Dans ce contexte, réaliser une étude sur l’offre française d’enseignement supérieur en design apparaît comme un préalable indispensable. « Si les professionnels ont du mal à s’y retrouver, c’est encore plus difficile pour l’étudiant ». Une étude à laquelle pourront s’arrimer de multiples actions : créer une vitrine nationale annuelle présentant des projets de diplômes d’étudiants en design (« ce serait un véritable coup de pouce pour l'insertion professionnelle », précise René-Jacques Meyer, directeur de l’école Camondo)  ; développer des rencontres entre jeunes designers et recruteurs dans les territoires ; faire reconnaître un diplôme bac +8 en design permettant « aux étudiants de considérer qu’ils ont un PhD, un statut spécifique » souligne Jacqueline Febvre ; développer la formation continue dans les écoles supérieures de design ; développer les approches pédagogiques d’initiation à la pratique professionnelle et à l’entrepreneuriat dans les écoles supérieures de design.  « Les designers ont une compétence en création mais ont parfois du mal à vendre leur projet » résume Jacqueline Febvre.

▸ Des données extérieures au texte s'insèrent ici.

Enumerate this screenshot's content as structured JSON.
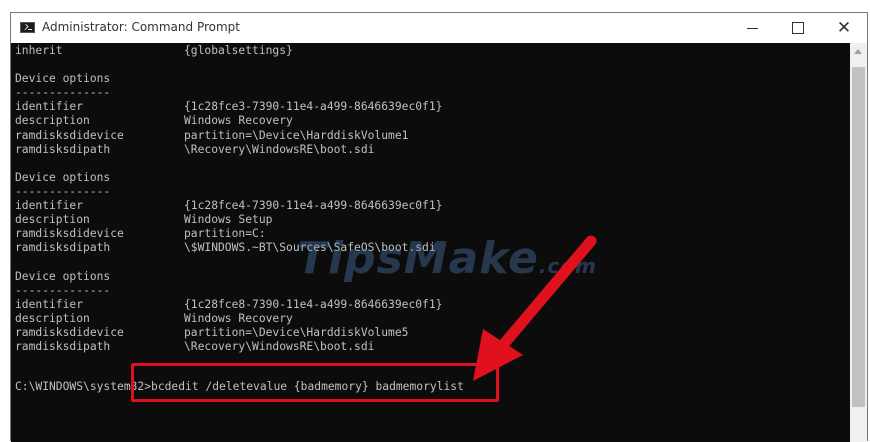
{
  "window": {
    "title": "Administrator: Command Prompt",
    "minimize_glyph": "—",
    "maximize_glyph": "☐",
    "close_glyph": "✕"
  },
  "console": {
    "lines": [
      {
        "k": "inherit",
        "v": "{globalsettings}"
      },
      {
        "k": "",
        "v": ""
      },
      {
        "k": "Device options",
        "v": ""
      },
      {
        "k": "--------------",
        "v": ""
      },
      {
        "k": "identifier",
        "v": "{1c28fce3-7390-11e4-a499-8646639ec0f1}"
      },
      {
        "k": "description",
        "v": "Windows Recovery"
      },
      {
        "k": "ramdisksdidevice",
        "v": "partition=\\Device\\HarddiskVolume1"
      },
      {
        "k": "ramdisksdipath",
        "v": "\\Recovery\\WindowsRE\\boot.sdi"
      },
      {
        "k": "",
        "v": ""
      },
      {
        "k": "Device options",
        "v": ""
      },
      {
        "k": "--------------",
        "v": ""
      },
      {
        "k": "identifier",
        "v": "{1c28fce4-7390-11e4-a499-8646639ec0f1}"
      },
      {
        "k": "description",
        "v": "Windows Setup"
      },
      {
        "k": "ramdisksdidevice",
        "v": "partition=C:"
      },
      {
        "k": "ramdisksdipath",
        "v": "\\$WINDOWS.~BT\\Sources\\SafeOS\\boot.sdi"
      },
      {
        "k": "",
        "v": ""
      },
      {
        "k": "Device options",
        "v": ""
      },
      {
        "k": "--------------",
        "v": ""
      },
      {
        "k": "identifier",
        "v": "{1c28fce8-7390-11e4-a499-8646639ec0f1}"
      },
      {
        "k": "description",
        "v": "Windows Recovery"
      },
      {
        "k": "ramdisksdidevice",
        "v": "partition=\\Device\\HarddiskVolume5"
      },
      {
        "k": "ramdisksdipath",
        "v": "\\Recovery\\WindowsRE\\boot.sdi"
      }
    ],
    "prompt": "C:\\WINDOWS\\system32>",
    "command": "bcdedit /deletevalue {badmemory} badmemorylist"
  },
  "watermark": {
    "text": "TipsMake",
    "suffix": ".com"
  },
  "colors": {
    "console_bg": "#0c0c0c",
    "console_text": "#c0c0c0",
    "highlight": "#e0101c"
  }
}
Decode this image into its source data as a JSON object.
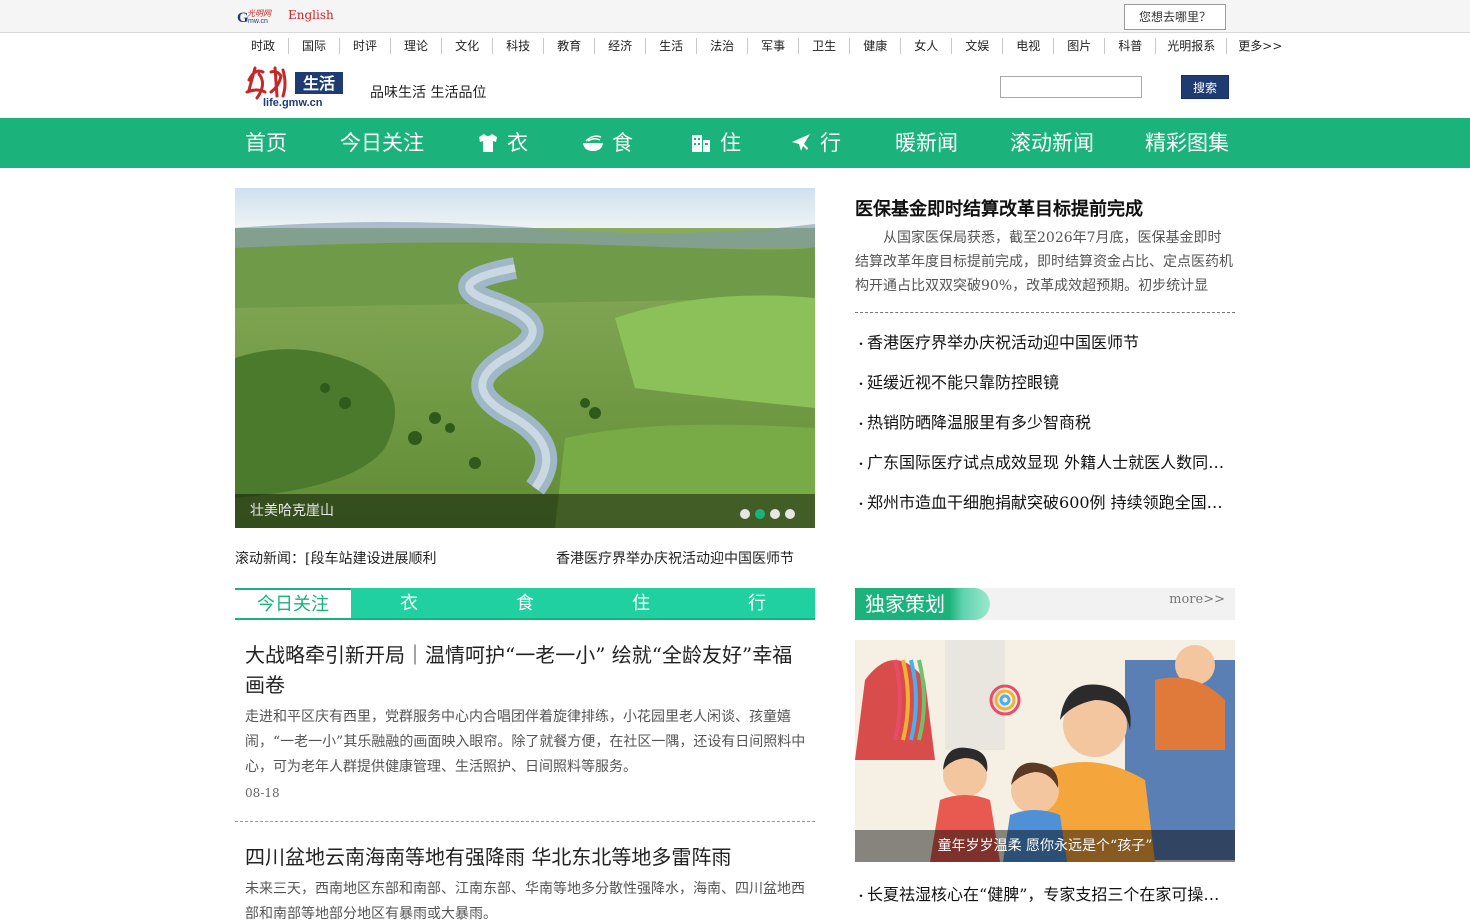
{
  "topbar": {
    "english": "English",
    "where_button": "您想去哪里？"
  },
  "channels": [
    "时政",
    "国际",
    "时评",
    "理论",
    "文化",
    "科技",
    "教育",
    "经济",
    "生活",
    "法治",
    "军事",
    "卫生",
    "健康",
    "女人",
    "文娱",
    "电视",
    "图片",
    "科普",
    "光明报系",
    "更多>>"
  ],
  "header": {
    "brand_text": "生活",
    "brand_url_text": "life.gmw.cn",
    "slogan": "品味生活 生活品位",
    "search_button": "搜索",
    "search_value": ""
  },
  "mainnav": [
    {
      "label": "首页",
      "icon": ""
    },
    {
      "label": "今日关注",
      "icon": ""
    },
    {
      "label": "衣",
      "icon": "shirt-icon"
    },
    {
      "label": "食",
      "icon": "food-bowl-icon"
    },
    {
      "label": "住",
      "icon": "building-icon"
    },
    {
      "label": "行",
      "icon": "airplane-icon"
    },
    {
      "label": "暖新闻",
      "icon": ""
    },
    {
      "label": "滚动新闻",
      "icon": ""
    },
    {
      "label": "精彩图集",
      "icon": ""
    }
  ],
  "slideshow": {
    "caption": "壮美哈克崖山",
    "dot_count": 4,
    "active_dot": 1
  },
  "scrolling": {
    "label": "滚动新闻：",
    "item1": "[段车站建设进展顺利",
    "item2": "香港医疗界举办庆祝活动迎中国医师节"
  },
  "headline": {
    "title": "医保基金即时结算改革目标提前完成",
    "summary": "从国家医保局获悉，截至2026年7月底，医保基金即时结算改革年度目标提前完成，即时结算资金占比、定点医药机构开通占比双双突破90%，改革成效超预期。初步统计显示，…"
  },
  "news_list": [
    "香港医疗界举办庆祝活动迎中国医师节",
    "延缓近视不能只靠防控眼镜",
    "热销防晒降温服里有多少智商税",
    "广东国际医疗试点成效显现 外籍人士就医人数同比…",
    "郑州市造血干细胞捐献突破600例 持续领跑全国省…"
  ],
  "tabs": [
    "今日关注",
    "衣",
    "食",
    "住",
    "行"
  ],
  "stories": [
    {
      "title": "大战略牵引新开局｜温情呵护“一老一小” 绘就“全龄友好”幸福画卷",
      "text": "走进和平区庆有西里，党群服务中心内合唱团伴着旋律排练，小花园里老人闲谈、孩童嬉闹，“一老一小”其乐融融的画面映入眼帘。除了就餐方便，在社区一隅，还设有日间照料中心，可为老年人群提供健康管理、生活照护、日间照料等服务。",
      "date": "08-18"
    },
    {
      "title": "四川盆地云南海南等地有强降雨 华北东北等地多雷阵雨",
      "text": "未来三天，西南地区东部和南部、江南东部、华南等地多分散性强降水，海南、四川盆地西部和南部等地部分地区有暴雨或大暴雨。",
      "date": ""
    }
  ],
  "exclusive": {
    "title": "独家策划",
    "more": "more>>",
    "image_caption": "童年岁岁温柔 愿你永远是个“孩子”",
    "item": "长夏祛湿核心在“健脾”，专家支招三个在家可操作…"
  },
  "colors": {
    "brand_green": "#1cb27c",
    "tab_green": "#21d0a0",
    "search_blue": "#1e3c72",
    "english_red": "#c62828"
  }
}
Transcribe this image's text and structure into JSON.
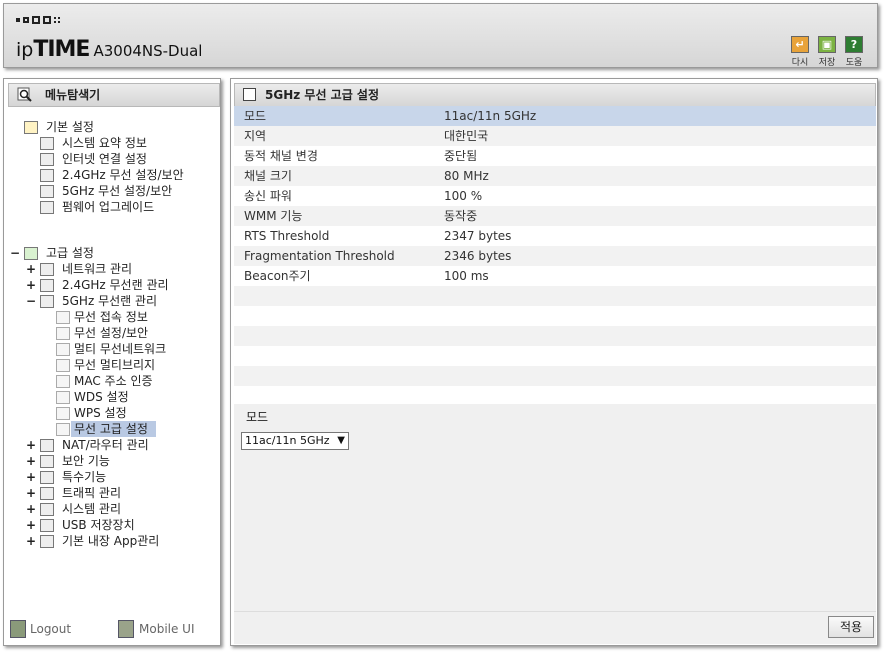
{
  "header": {
    "brand_prefix": "ip",
    "brand_main": "TIME",
    "model": "A3004NS-Dual",
    "buttons": [
      {
        "label": "다시",
        "icon": "refresh-icon",
        "color": "#e8a33a"
      },
      {
        "label": "저장",
        "icon": "save-icon",
        "color": "#7cb342"
      },
      {
        "label": "도움",
        "icon": "help-icon",
        "glyph": "?",
        "color": "#2e7d32"
      }
    ]
  },
  "sidebar": {
    "title": "메뉴탐색기",
    "basic": {
      "label": "기본 설정",
      "items": [
        "시스템 요약 정보",
        "인터넷 연결 설정",
        "2.4GHz 무선 설정/보안",
        "5GHz 무선 설정/보안",
        "펌웨어 업그레이드"
      ]
    },
    "advanced": {
      "toggle": "−",
      "label": "고급 설정",
      "groups": [
        {
          "toggle": "+",
          "label": "네트워크 관리"
        },
        {
          "toggle": "+",
          "label": "2.4GHz 무선랜 관리"
        },
        {
          "toggle": "−",
          "label": "5GHz 무선랜 관리"
        }
      ],
      "wifi5_items": [
        "무선 접속 정보",
        "무선 설정/보안",
        "멀티 무선네트워크",
        "무선 멀티브리지",
        "MAC 주소 인증",
        "WDS 설정",
        "WPS 설정",
        "무선 고급 설정"
      ],
      "more_groups": [
        {
          "toggle": "+",
          "label": "NAT/라우터 관리"
        },
        {
          "toggle": "+",
          "label": "보안 기능"
        },
        {
          "toggle": "+",
          "label": "특수기능"
        },
        {
          "toggle": "+",
          "label": "트래픽 관리"
        },
        {
          "toggle": "+",
          "label": "시스템 관리"
        },
        {
          "toggle": "+",
          "label": "USB 저장장치"
        },
        {
          "toggle": "+",
          "label": "기본 내장 App관리"
        }
      ]
    },
    "logout": "Logout",
    "mobile": "Mobile UI"
  },
  "main": {
    "title": "5GHz 무선 고급 설정",
    "rows": [
      {
        "key": "모드",
        "value": "11ac/11n 5GHz"
      },
      {
        "key": "지역",
        "value": "대한민국"
      },
      {
        "key": "동적 채널 변경",
        "value": "중단됨"
      },
      {
        "key": "채널 크기",
        "value": "80 MHz"
      },
      {
        "key": "송신 파워",
        "value": "100 %"
      },
      {
        "key": "WMM 기능",
        "value": "동작중"
      },
      {
        "key": "RTS Threshold",
        "value": "2347 bytes"
      },
      {
        "key": "Fragmentation Threshold",
        "value": "2346 bytes"
      },
      {
        "key": "Beacon주기",
        "value": "100 ms"
      },
      {
        "key": "",
        "value": ""
      },
      {
        "key": "",
        "value": ""
      },
      {
        "key": "",
        "value": ""
      },
      {
        "key": "",
        "value": ""
      },
      {
        "key": "",
        "value": ""
      },
      {
        "key": "",
        "value": ""
      }
    ],
    "edit_label": "모드",
    "mode_select": "11ac/11n 5GHz",
    "apply": "적용"
  }
}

Camille Zonca, diplômée de l’École nationale supérieure des arts décoratifs et de la filière étudiant-entrepreneur PSL-Pépite, aujourd’hui co-fondatrice de Label Famille, évoque l’apport de son double cursus, où « le mouvement de sensibilisation et d’apprentissage se fait de l’entreprise vers le design et inversement ». Même tonalité chez Emmanuel Gagnez, président-directeur général de Sammode, qui dit s’être tourné vers le design, « par goût, par conviction et par raison ». Eloi Chafaï, designer, co-fondateur de Normal Studio, qui a conçu la nouvelle identité de l’entreprise, a eu quant à lui pour mission de « cordonner toute la création pour que le design soit un moteur de croissance »

 

Engager une politique internationale du design

Le design français est un levier à l’exportation des produits français et un élément de soft power pour rayonner à l’international. D’où la nécessité de développer une signature internationale pour le design français, autrement dit de « créer une bannière commune à l’international en s’inspirant d’une démarche de définition de marques » selon Frédéric Degouzon, directeur de la stratégie et de la recherche & développement à l’école de design Nantes Atlantique.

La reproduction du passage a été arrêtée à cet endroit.